Wow. Did anyone tell Mitch that China, that most modern of countries, is a totalitarian dictatorship which may go some way to explain how they get to “screen tons of kids”? That the Chinese even measure kids by the ton may have been a hint.
But setting aside of those dreams of Nicolae Ceausescu’s 1970’s gymnastics teams – though he apparently hated sport – have to explain how it is that those who are well funded, got to China and have the best chances have failed. Yesterday, Brent Hayden, Canada’s fastest man in the pool, the reigning world champion failed to make the Olympic men’s 100-metre freestyle final. Ottawa’s fault? Did you know we had the fifth best fencer? She lost in her first match. She gone. Stephen Harper made it so. Personally.
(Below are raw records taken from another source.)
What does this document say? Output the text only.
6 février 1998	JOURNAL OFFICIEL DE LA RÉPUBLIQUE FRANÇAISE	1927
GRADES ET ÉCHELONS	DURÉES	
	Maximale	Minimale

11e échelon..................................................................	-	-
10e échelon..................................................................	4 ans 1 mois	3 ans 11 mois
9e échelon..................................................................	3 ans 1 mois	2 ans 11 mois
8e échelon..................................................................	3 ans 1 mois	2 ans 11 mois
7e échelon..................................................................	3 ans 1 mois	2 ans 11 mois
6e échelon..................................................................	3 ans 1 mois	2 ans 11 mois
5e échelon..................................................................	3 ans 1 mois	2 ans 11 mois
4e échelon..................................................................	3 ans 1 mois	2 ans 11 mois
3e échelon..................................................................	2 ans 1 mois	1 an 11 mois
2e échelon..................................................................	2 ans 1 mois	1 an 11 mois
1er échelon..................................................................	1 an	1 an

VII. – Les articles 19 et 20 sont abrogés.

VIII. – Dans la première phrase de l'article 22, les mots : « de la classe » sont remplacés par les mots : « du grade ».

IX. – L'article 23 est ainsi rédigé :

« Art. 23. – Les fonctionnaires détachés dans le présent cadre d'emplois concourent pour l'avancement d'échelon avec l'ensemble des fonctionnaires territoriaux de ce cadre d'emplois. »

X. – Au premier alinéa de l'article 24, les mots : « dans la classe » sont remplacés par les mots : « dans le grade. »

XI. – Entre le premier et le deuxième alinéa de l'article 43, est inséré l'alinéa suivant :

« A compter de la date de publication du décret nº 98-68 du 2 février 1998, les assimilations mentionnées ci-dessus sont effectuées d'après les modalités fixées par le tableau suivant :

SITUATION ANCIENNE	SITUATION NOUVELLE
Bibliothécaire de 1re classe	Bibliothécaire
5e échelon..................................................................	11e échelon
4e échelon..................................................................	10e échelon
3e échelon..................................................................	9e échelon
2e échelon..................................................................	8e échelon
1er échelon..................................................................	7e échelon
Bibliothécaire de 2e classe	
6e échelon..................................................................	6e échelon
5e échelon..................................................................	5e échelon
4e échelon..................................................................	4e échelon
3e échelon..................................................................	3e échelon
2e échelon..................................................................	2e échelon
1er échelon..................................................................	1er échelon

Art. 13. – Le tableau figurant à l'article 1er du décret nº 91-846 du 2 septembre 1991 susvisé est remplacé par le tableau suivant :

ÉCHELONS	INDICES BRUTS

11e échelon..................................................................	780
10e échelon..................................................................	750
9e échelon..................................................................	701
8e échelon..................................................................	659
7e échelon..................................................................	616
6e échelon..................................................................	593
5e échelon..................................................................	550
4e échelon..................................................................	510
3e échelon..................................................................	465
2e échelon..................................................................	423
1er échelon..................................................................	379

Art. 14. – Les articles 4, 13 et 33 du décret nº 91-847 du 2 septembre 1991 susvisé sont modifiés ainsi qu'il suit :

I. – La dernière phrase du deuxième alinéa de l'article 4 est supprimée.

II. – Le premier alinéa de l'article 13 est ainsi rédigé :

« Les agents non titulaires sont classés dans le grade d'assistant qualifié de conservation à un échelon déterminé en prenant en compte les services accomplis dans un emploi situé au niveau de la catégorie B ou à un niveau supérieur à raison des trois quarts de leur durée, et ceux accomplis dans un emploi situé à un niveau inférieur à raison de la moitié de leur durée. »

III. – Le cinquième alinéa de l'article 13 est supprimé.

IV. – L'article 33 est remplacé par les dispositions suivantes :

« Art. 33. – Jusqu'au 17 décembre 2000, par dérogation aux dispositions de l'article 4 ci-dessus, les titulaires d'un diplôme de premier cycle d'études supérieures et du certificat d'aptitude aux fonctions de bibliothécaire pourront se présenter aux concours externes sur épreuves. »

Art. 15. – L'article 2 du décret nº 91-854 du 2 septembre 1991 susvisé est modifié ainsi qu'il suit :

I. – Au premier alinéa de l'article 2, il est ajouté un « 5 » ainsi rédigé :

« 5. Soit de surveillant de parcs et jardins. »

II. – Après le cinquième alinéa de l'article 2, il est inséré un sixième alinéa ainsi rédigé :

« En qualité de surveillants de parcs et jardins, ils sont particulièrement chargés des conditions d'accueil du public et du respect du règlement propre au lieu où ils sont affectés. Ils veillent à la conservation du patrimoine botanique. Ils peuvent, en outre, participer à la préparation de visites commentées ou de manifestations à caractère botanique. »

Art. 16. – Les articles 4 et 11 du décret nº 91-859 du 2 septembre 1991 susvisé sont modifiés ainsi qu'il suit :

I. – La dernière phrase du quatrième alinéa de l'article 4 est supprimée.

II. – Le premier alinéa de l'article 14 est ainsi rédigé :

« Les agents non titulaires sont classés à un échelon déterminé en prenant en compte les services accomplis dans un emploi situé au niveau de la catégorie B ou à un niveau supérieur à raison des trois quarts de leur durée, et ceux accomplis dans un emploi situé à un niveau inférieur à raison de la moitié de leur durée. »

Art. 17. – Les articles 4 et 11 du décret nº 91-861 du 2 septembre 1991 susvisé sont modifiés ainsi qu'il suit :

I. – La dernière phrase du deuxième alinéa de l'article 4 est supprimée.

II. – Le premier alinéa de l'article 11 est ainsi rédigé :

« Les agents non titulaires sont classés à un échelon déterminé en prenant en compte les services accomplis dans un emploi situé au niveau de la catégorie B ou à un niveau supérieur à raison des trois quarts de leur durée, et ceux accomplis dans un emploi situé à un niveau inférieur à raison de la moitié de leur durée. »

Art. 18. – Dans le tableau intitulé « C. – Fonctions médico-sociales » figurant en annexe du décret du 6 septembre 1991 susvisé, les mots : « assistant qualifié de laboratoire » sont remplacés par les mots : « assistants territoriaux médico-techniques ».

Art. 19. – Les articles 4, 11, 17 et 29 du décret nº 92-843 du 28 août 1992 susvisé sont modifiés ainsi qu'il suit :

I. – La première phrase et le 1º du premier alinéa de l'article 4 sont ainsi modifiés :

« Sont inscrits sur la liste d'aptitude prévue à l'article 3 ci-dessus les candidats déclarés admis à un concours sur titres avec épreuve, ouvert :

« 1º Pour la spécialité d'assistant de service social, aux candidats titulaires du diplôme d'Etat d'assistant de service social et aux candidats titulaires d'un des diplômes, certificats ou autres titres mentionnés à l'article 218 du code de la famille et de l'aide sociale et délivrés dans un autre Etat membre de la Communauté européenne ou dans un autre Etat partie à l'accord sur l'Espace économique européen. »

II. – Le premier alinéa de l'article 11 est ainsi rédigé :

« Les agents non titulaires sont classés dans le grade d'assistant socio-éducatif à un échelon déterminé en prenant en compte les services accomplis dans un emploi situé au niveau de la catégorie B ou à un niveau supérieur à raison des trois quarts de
So unmodern of him.
There are reasons our entertainments are not as entertaining as others – and Olympic sport is just that, entertainment. First, we are a middling nation with middling resources which are actually allocated by Federal and Provincial governments ranging from socialists to neo-cons with a great measure of prudence. Second, we lack a pervasive national joy in achievement that drives the competitive spirit. Third, we simply like winter sports better. Fourth, the CFL gets all the real cash from Ottawa and you might as well get used to it.
Do you care? I don’t. I am happy to see some Canadians play an excellent game of softball and even was interested to see we have a men’s field hockey team even if the Ozzies smoked them. That’s what the Olympics mean to me – learning that we have citizens who love weird sports, having a slight interest in that oddly placed passion rise to my mind’s eye for about seven minutes and then moving on, forgetting them for another four years.